December 26th marks the beginning of an annual Pan-African holiday known as Kwanzaa (derived from the Swahili for “first fruits”). You may be surprised to know that Kwanzaa was conceived in 1966 by Dr. Maulana Karenga, a noted Black American scholar and activist. After the Watts riots in Los Angeles, he wanted to instill a spirit of unity and cultural self-discovery among Blacks in America. Kwanzaa was an invitation to learn about their rich and diverse history and heritage and share it with the next generation. Over the years, the tradition has grown globally in popularity.
Each day of Kwanzaa emphasizes one of seven principles, or Nguzo Saba in Swahili, representing traditional values of African culture. A candleholder known as a kinara holds seven candles; three red, three green, and one black candle placed in the center, representing symbolic colors of African heritage.
Nguzo Saba – The Seven Principles (Everyone Can Aspire To)
Umoja: Unity - To strive for and maintain unity in the family, community, nation, and race.
Kujichagulia: Self-determination - To define ourselves, name ourselves, create for ourselves, and speak for ourselves.
Ujima: Collective Work and Responsibility - To build and maintain our community together and make our brother’s and sister’s problems our problems and to solve them together.

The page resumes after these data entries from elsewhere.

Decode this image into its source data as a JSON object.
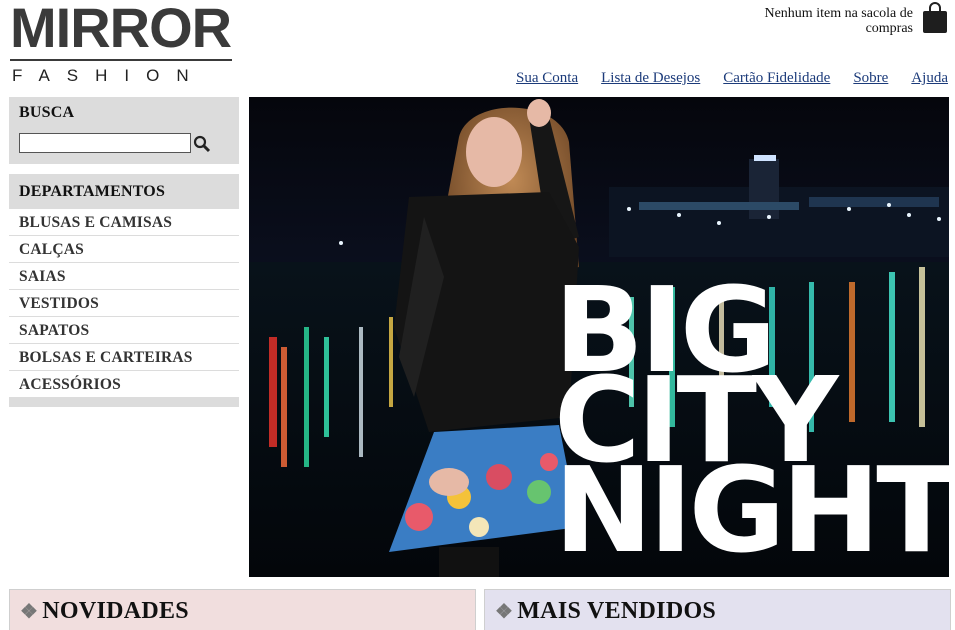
{
  "logo": {
    "main": "MIRROR",
    "sub": "FASHION"
  },
  "cart": {
    "text": "Nenhum item na sacola de compras"
  },
  "nav": {
    "items": [
      "Sua Conta",
      "Lista de Desejos",
      "Cartão Fidelidade",
      "Sobre",
      "Ajuda"
    ]
  },
  "search": {
    "title": "BUSCA",
    "value": "",
    "placeholder": ""
  },
  "departments": {
    "title": "DEPARTAMENTOS",
    "items": [
      "BLUSAS E CAMISAS",
      "CALÇAS",
      "SAIAS",
      "VESTIDOS",
      "SAPATOS",
      "BOLSAS E CARTEIRAS",
      "ACESSÓRIOS"
    ]
  },
  "hero": {
    "line1": "BIG",
    "line2": "CITY",
    "line3": "NIGHTS"
  },
  "sections": {
    "new": "NOVIDADES",
    "best": "MAIS VENDIDOS"
  },
  "colors": {
    "link": "#1c3b7a",
    "sidebar_bg": "#dcdcdc",
    "new_bg": "#f1dede",
    "best_bg": "#e3e1ef"
  },
  "icons": {
    "cart": "shopping-bag-icon",
    "search": "magnifier-icon",
    "bullet": "diamond-bullet-icon"
  }
}
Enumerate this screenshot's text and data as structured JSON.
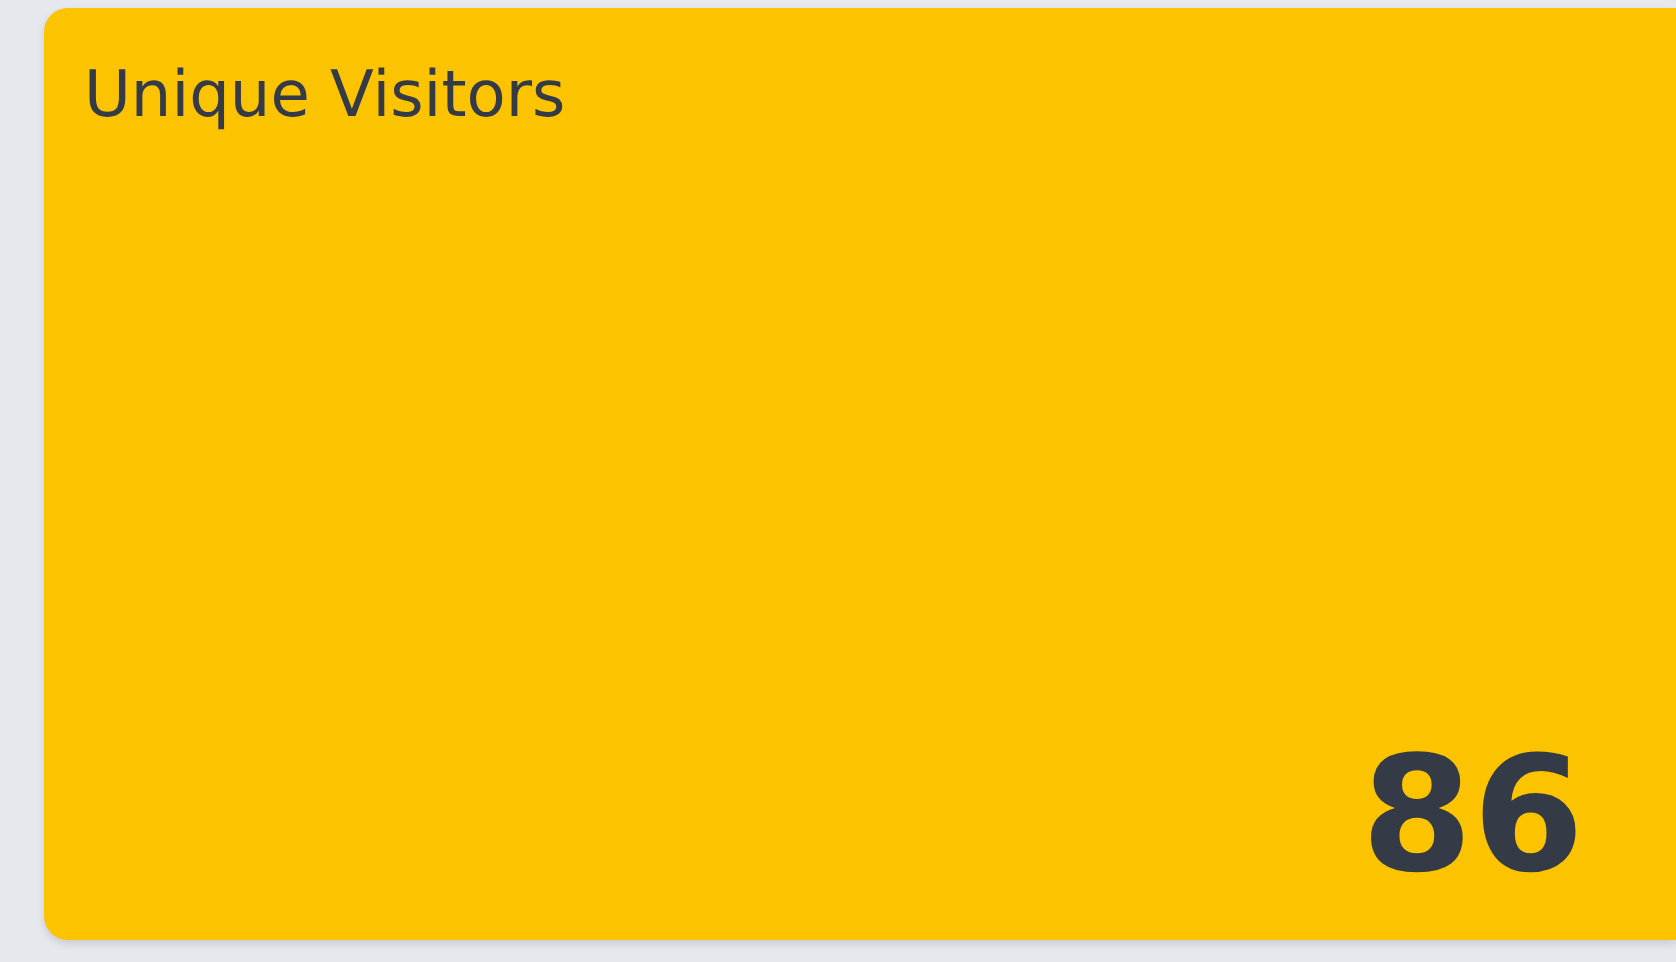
{
  "card": {
    "title": "Unique Visitors",
    "value": "86"
  }
}
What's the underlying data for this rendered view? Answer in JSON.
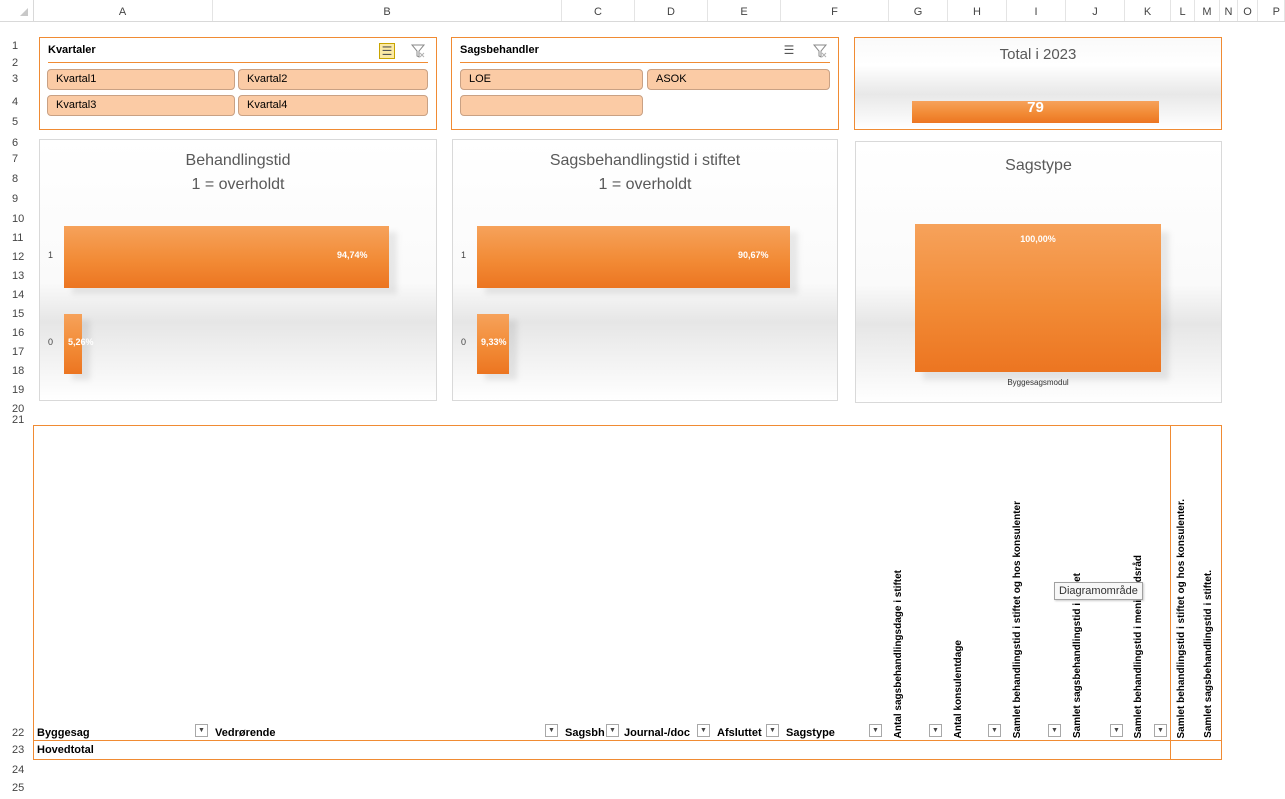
{
  "columns": [
    "A",
    "B",
    "C",
    "D",
    "E",
    "F",
    "G",
    "H",
    "I",
    "J",
    "K",
    "L",
    "M",
    "N",
    "O",
    "P"
  ],
  "rows": [
    "1",
    "2",
    "3",
    "4",
    "5",
    "6",
    "7",
    "8",
    "9",
    "10",
    "11",
    "12",
    "13",
    "14",
    "15",
    "16",
    "17",
    "18",
    "19",
    "20",
    "21",
    "22",
    "23",
    "24",
    "25"
  ],
  "slicers": {
    "kvartaler": {
      "title": "Kvartaler",
      "items": [
        "Kvartal1",
        "Kvartal2",
        "Kvartal3",
        "Kvartal4"
      ]
    },
    "sagsbehandler": {
      "title": "Sagsbehandler",
      "items": [
        "LOE",
        "ASOK",
        ""
      ]
    }
  },
  "total": {
    "title": "Total i 2023",
    "value": "79",
    "accent": "#f28b36"
  },
  "charts": [
    {
      "title_line1": "Behandlingstid",
      "title_line2": "1 = overholdt",
      "chart_data": {
        "type": "bar",
        "orientation": "horizontal",
        "categories": [
          "1",
          "0"
        ],
        "values": [
          94.74,
          5.26
        ],
        "labels": [
          "94,74%",
          "5,26%"
        ],
        "xlim": [
          0,
          100
        ]
      }
    },
    {
      "title_line1": "Sagsbehandlingstid i stiftet",
      "title_line2": "1 = overholdt",
      "chart_data": {
        "type": "bar",
        "orientation": "horizontal",
        "categories": [
          "1",
          "0"
        ],
        "values": [
          90.67,
          9.33
        ],
        "labels": [
          "90,67%",
          "9,33%"
        ],
        "xlim": [
          0,
          100
        ]
      }
    },
    {
      "title_line1": "Sagstype",
      "chart_data": {
        "type": "bar",
        "orientation": "vertical",
        "categories": [
          "Byggesagsmodul"
        ],
        "values": [
          100
        ],
        "labels": [
          "100,00%"
        ],
        "ylim": [
          0,
          100
        ]
      }
    }
  ],
  "pivot": {
    "headers": [
      "Byggesag",
      "Vedrørende",
      "Sagsbh",
      "Journal-/doc",
      "Afsluttet",
      "Sagstype"
    ],
    "vertical_headers": [
      "Antal sagsbehandlingsdage i stiftet",
      "Antal konsulentdage",
      "Samlet behandlingstid i stiftet og hos konsulenter",
      "Samlet sagsbehandlingstid i stiftet",
      "Samlet behandlingstid i menighedsråd",
      "Samlet behandlingstid i stiftet og hos konsulenter.",
      "Samlet sagsbehandlingstid i stiftet."
    ],
    "total_label": "Hovedtotal"
  },
  "tooltip": "Diagramområde"
}
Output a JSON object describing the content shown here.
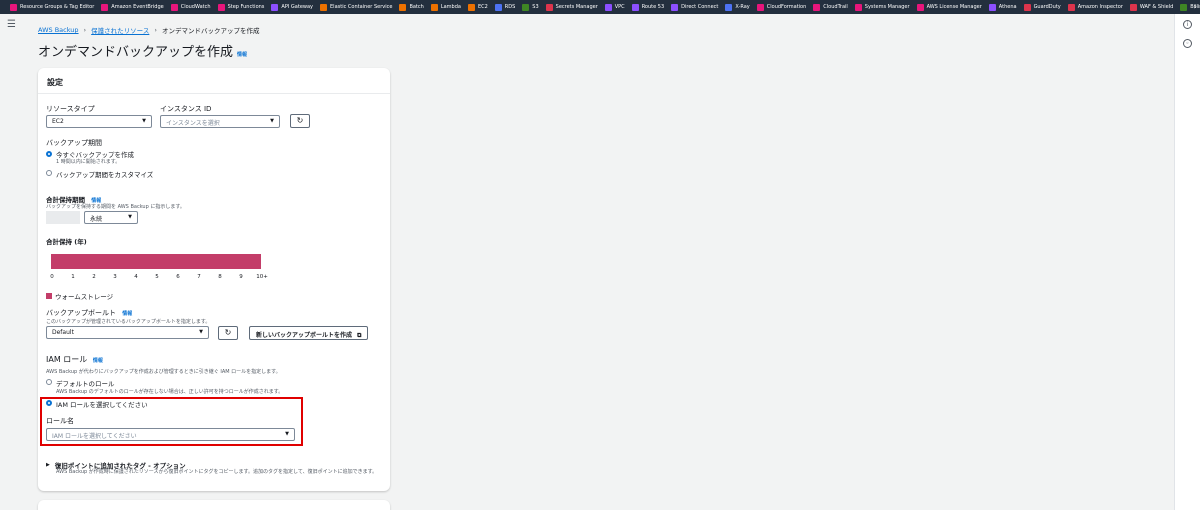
{
  "favorites": [
    {
      "label": "Resource Groups & Tag Editor",
      "color": "#e7157b"
    },
    {
      "label": "Amazon EventBridge",
      "color": "#e7157b"
    },
    {
      "label": "CloudWatch",
      "color": "#e7157b"
    },
    {
      "label": "Step Functions",
      "color": "#e7157b"
    },
    {
      "label": "API Gateway",
      "color": "#8c4fff"
    },
    {
      "label": "Elastic Container Service",
      "color": "#ed7100"
    },
    {
      "label": "Batch",
      "color": "#ed7100"
    },
    {
      "label": "Lambda",
      "color": "#ed7100"
    },
    {
      "label": "EC2",
      "color": "#ed7100"
    },
    {
      "label": "RDS",
      "color": "#4d72f3"
    },
    {
      "label": "S3",
      "color": "#3f8624"
    },
    {
      "label": "Secrets Manager",
      "color": "#dd344c"
    },
    {
      "label": "VPC",
      "color": "#8c4fff"
    },
    {
      "label": "Route 53",
      "color": "#8c4fff"
    },
    {
      "label": "Direct Connect",
      "color": "#8c4fff"
    },
    {
      "label": "X-Ray",
      "color": "#4d72f3"
    },
    {
      "label": "CloudFormation",
      "color": "#e7157b"
    },
    {
      "label": "CloudTrail",
      "color": "#e7157b"
    },
    {
      "label": "Systems Manager",
      "color": "#e7157b"
    },
    {
      "label": "AWS License Manager",
      "color": "#e7157b"
    },
    {
      "label": "Athena",
      "color": "#8c4fff"
    },
    {
      "label": "GuardDuty",
      "color": "#dd344c"
    },
    {
      "label": "Amazon Inspector",
      "color": "#dd344c"
    },
    {
      "label": "WAF & Shield",
      "color": "#dd344c"
    },
    {
      "label": "Billing",
      "color": "#3f8624"
    }
  ],
  "breadcrumb": {
    "item1": "AWS Backup",
    "item2": "保護されたリソース",
    "current": "オンデマンドバックアップを作成"
  },
  "page": {
    "title": "オンデマンドバックアップを作成",
    "info": "情報"
  },
  "settings": {
    "heading": "設定",
    "resource_type": {
      "label": "リソースタイプ",
      "value": "EC2"
    },
    "instance_id": {
      "label": "インスタンス ID",
      "placeholder": "インスタンスを選択"
    },
    "backup_window": {
      "label": "バックアップ期間",
      "opt_now": "今すぐバックアップを作成",
      "opt_now_desc": "1 時間以内に開始されます。",
      "opt_custom": "バックアップ期間をカスタマイズ"
    },
    "retention": {
      "label": "合計保持期間",
      "info": "情報",
      "desc": "バックアップを保持する期間を AWS Backup に指示します。",
      "unit": "永続"
    },
    "retention_chart": {
      "label": "合計保持 (年)",
      "ticks": [
        "0",
        "1",
        "2",
        "3",
        "4",
        "5",
        "6",
        "7",
        "8",
        "9",
        "10+"
      ],
      "bar_color": "#c33d69",
      "legend": "ウォームストレージ",
      "warm_years": 10
    },
    "vault": {
      "label": "バックアップボールト",
      "info": "情報",
      "desc": "このバックアップが管理されているバックアップボールトを指定します。",
      "value": "Default",
      "create_button": "新しいバックアップボールトを作成"
    },
    "iam": {
      "label": "IAM ロール",
      "info": "情報",
      "desc": "AWS Backup が代わりにバックアップを作成および管理するときに引き継ぐ IAM ロールを指定します。",
      "opt_default": "デフォルトのロール",
      "opt_default_desc": "AWS Backup のデフォルトのロールが存在しない場合は、正しい許可を持つロールが作成されます。",
      "opt_choose": "IAM ロールを選択してください",
      "role_name_label": "ロール名",
      "role_placeholder": "IAM ロールを選択してください"
    },
    "tags": {
      "label": "復旧ポイントに追加されたタグ - オプション",
      "desc": "AWS Backup が作成時に保護されたリソースから復旧ポイントにタグをコピーします。追加のタグを指定して、復旧ポイントに追加できます。"
    }
  }
}
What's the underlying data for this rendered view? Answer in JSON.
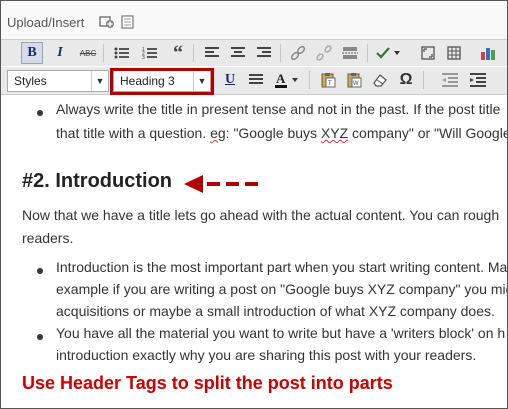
{
  "upload": {
    "label": "Upload/Insert"
  },
  "toolbar": {
    "row1": [
      {
        "name": "bold-button",
        "glyph": "B",
        "active": true
      },
      {
        "name": "italic-button",
        "glyph": "I"
      },
      {
        "name": "strikethrough-button",
        "glyph": "ABC"
      },
      {
        "name": "unordered-list-button",
        "glyph": "☰"
      },
      {
        "name": "ordered-list-button",
        "glyph": "☷"
      },
      {
        "name": "blockquote-button",
        "glyph": "“"
      },
      {
        "name": "align-left-button",
        "glyph": "≡"
      },
      {
        "name": "align-center-button",
        "glyph": "≡"
      },
      {
        "name": "align-right-button",
        "glyph": "≡"
      },
      {
        "name": "insert-link-button",
        "glyph": "🔗"
      },
      {
        "name": "unlink-button",
        "glyph": "⛓"
      },
      {
        "name": "insert-more-button",
        "glyph": "▭"
      },
      {
        "name": "spellcheck-button",
        "glyph": "✓▾"
      },
      {
        "name": "fullscreen-button",
        "glyph": "⛶"
      },
      {
        "name": "kitchen-sink-button",
        "glyph": "▦"
      },
      {
        "name": "chart-button",
        "glyph": "▮"
      }
    ],
    "row2": [
      {
        "name": "underline-button",
        "glyph": "U"
      },
      {
        "name": "justify-button",
        "glyph": "≣"
      },
      {
        "name": "text-color-button",
        "glyph": "A▾"
      },
      {
        "name": "paste-text-button",
        "glyph": "📋"
      },
      {
        "name": "paste-word-button",
        "glyph": "W"
      },
      {
        "name": "remove-format-button",
        "glyph": "⌫"
      },
      {
        "name": "special-char-button",
        "glyph": "Ω"
      },
      {
        "name": "outdent-button",
        "glyph": "⇤"
      },
      {
        "name": "indent-button",
        "glyph": "⇥"
      }
    ],
    "styles_value": "Styles",
    "format_value": "Heading 3"
  },
  "content": {
    "bullet1_line1": "Always write the title in present tense and not in the past. If the post title",
    "bullet1_line2_pre": "that title with a question. ",
    "bullet1_eg": "eg",
    "bullet1_line2_mid": ": \"Google buys ",
    "bullet1_xyz": "XYZ",
    "bullet1_line2_post": " company\" or \"Will Google",
    "heading": "#2. Introduction",
    "para_line1": "Now that we have a title lets go ahead with the actual content. You can rough",
    "para_line2": "readers.",
    "bullet2_line1": "Introduction is the most important part when you start writing content. Ma",
    "bullet2_line2": "example if you are writing a post on \"Google buys XYZ company\" you mig",
    "bullet2_line3": "acquisitions or maybe a small introduction of what XYZ company does.",
    "bullet3_line1": "You have all the material you want to write but have a 'writers block' on h",
    "bullet3_line2": "introduction exactly why you are sharing this post with your readers."
  },
  "caption": "Use Header Tags to split the post into parts",
  "colors": {
    "annotation_red": "#b10000",
    "caption_red": "#cc0000"
  }
}
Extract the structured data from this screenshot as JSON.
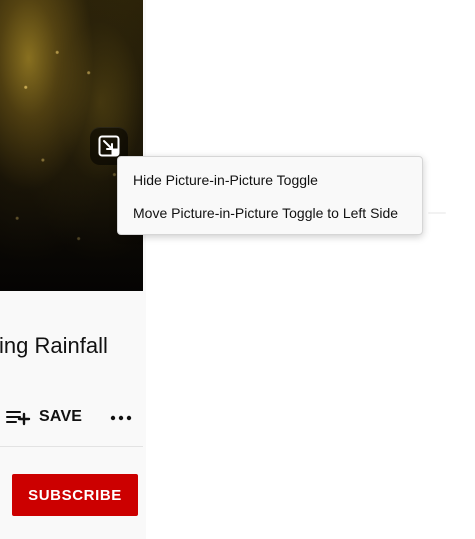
{
  "page": {
    "video_title_visible_fragment": "ing Rainfall"
  },
  "video_actions": {
    "save_label": "SAVE"
  },
  "channel": {
    "subscribe_label": "SUBSCRIBE"
  },
  "context_menu": {
    "items": [
      {
        "text": "Hide Picture-in-Picture Toggle"
      },
      {
        "text": "Move Picture-in-Picture Toggle to Left Side"
      }
    ]
  },
  "icons": {
    "pip_toggle": "picture-in-picture-icon",
    "save": "playlist-add-icon",
    "more": "more-horizontal-icon"
  },
  "colors": {
    "subscribe_bg": "#cc0000"
  }
}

Ujamaa: Cooperative Economics - To build and maintain our own stores, shops, and other businesses and to profit from them together.
Nia: Purpose - To make our collective vocation the building and developing of our community in order to restore our people to their traditional greatness.
Kuumba: Creativity - To do always as much as we can, in the way we can, in order to leave our community more beautiful and beneficial than we inherited it.
Imani: Faith - To believe with all our heart in our people, our parents, our teachers, our leaders, and the righteousness and victory of our struggle.
“This is our duty: to know our past and honor it; to engage our present and improve it; and to imagine a whole new future and forge it in the most ethical, effective and expansive ways.”